AA: Since July 30, 2017, there is a Constituent Assembly, whose objective is to improve the 1999 Constitution. There is also a Minister of People’s Power for Indigenous Peoples, Aloha Nuñez. What is your impression of the debates taking place in this constituent process?
AS: It’s quite complicated. Aloha Núñez has received Marys Fernández, the latest victim of this conflict. But the institutions are not present on the ground. The message does not reach its destination. When Sabino Romero’s son and his mother return to the Governorate of Maracaibo, they are ignored. The activists in Caracas have a network of support in the institutions to welcome these women organized in the association Oripanto Oayapo Tuonde (women for the defense of the territory) and it is in this context that they manage to be received. Last time, she came with all the witnesses of her kidnapping to testify in front of the Public Ministry, in Caracas, because the Machiques prosecutor’s office is completely corrupted by the landowners who have real power in this region. Those connections also exist in Maracaibo. It is complicated, you have to constantly be moving to achieve justice.

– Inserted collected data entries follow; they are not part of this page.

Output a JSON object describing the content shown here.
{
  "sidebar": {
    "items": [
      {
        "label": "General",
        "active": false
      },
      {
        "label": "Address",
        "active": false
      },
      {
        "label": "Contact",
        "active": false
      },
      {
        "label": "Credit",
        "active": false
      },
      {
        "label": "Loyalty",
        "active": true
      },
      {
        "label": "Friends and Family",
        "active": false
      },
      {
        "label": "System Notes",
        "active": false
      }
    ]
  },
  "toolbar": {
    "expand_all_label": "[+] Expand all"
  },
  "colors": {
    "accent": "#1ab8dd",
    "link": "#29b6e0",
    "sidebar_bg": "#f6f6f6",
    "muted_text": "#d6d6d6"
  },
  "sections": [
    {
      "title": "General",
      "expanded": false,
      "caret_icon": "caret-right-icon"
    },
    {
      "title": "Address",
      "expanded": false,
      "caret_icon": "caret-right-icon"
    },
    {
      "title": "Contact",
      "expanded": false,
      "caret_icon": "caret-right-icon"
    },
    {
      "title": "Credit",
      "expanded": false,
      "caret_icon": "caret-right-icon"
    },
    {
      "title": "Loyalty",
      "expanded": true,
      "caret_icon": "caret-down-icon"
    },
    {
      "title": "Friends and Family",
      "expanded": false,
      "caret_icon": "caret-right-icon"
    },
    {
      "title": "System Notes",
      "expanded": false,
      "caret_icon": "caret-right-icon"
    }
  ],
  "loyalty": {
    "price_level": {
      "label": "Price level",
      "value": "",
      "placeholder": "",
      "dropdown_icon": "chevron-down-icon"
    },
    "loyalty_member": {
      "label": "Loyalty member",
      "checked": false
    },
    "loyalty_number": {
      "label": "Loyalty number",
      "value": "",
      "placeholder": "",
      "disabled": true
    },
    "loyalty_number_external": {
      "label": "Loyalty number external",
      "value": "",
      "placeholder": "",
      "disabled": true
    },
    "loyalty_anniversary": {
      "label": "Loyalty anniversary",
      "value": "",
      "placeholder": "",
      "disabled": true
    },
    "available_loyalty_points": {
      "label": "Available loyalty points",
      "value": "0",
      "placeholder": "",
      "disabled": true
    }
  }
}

What we are asking Aloha Nuñez today is to facilitate this dialogue. Because today there are divisions among the Yukpa. And these divisions are linked to the fact that the landowners have formed their own indigenous groups that defend their oppressors.
AA: To make the story of your film, you let yourself be guided by these Yukpa women. In your opinion, the transmission of a collective and feminine voice is capable of bringing something that has not been seen or heard until now?

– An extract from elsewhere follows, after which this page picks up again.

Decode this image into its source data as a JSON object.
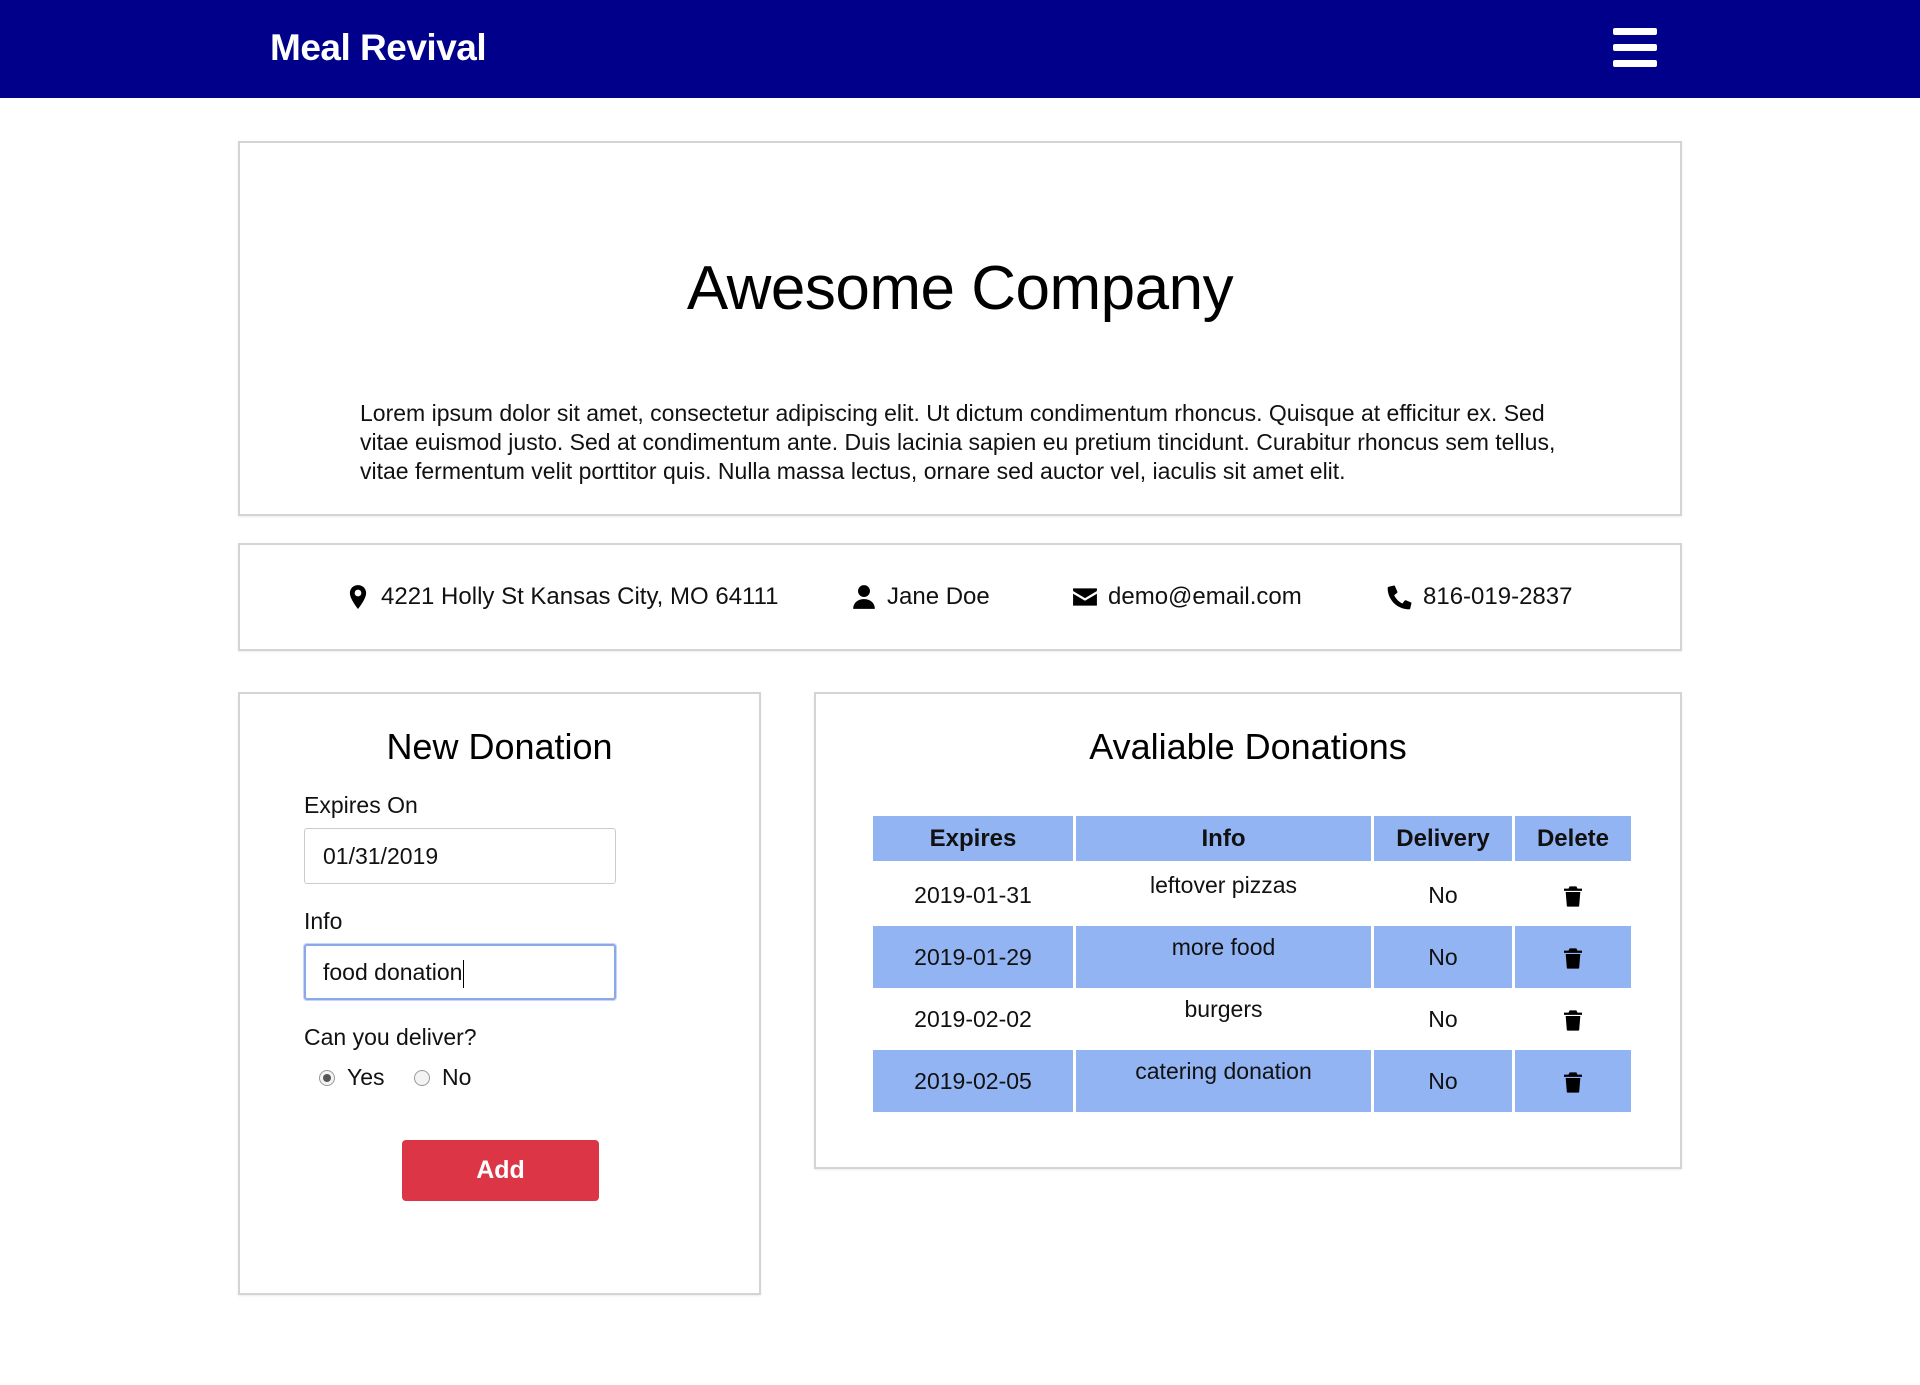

AS: That’s right, that’s exactly what it is. Lucía is an incredible woman, she is a fighter. The film could be about her, but I chose a women’s collective because I think she’s not the only woman fighting. Despite being Sabino’s wife, Lucía has never been behind him, she is a woman with a very strong character, who certainly doesn’t speak very good Spanish. In my filming I will ask her to tell her story in Yukpa, because it is obvious that it is not the usual way to tell it. Women’s voices are essential: they have a different way of describing conflict, because as women with children, they carry life within them. It is also their children who will be able to continue Sabino Romero’s struggle.
Furthermore, if we speak in the more general context of the Bolivarian Revolution, where white, black, Indian, peasant and working women have appropriated power… I think they have learned how to say to themselves: “We can also speak, we can also fight for our land”. It is true that Lucía, Anita and Carmen are women brimming with a force that leaves us breathless. Four of their children have been murdered and they are still standing! They have a special feminine perspective: they are mothers, daughters, widows. Guillermina is a woman who lost two murdered husbands, Ana María had three murdered brothers. They are the ones who continue, because there are no more men in these lands. Their words are really important.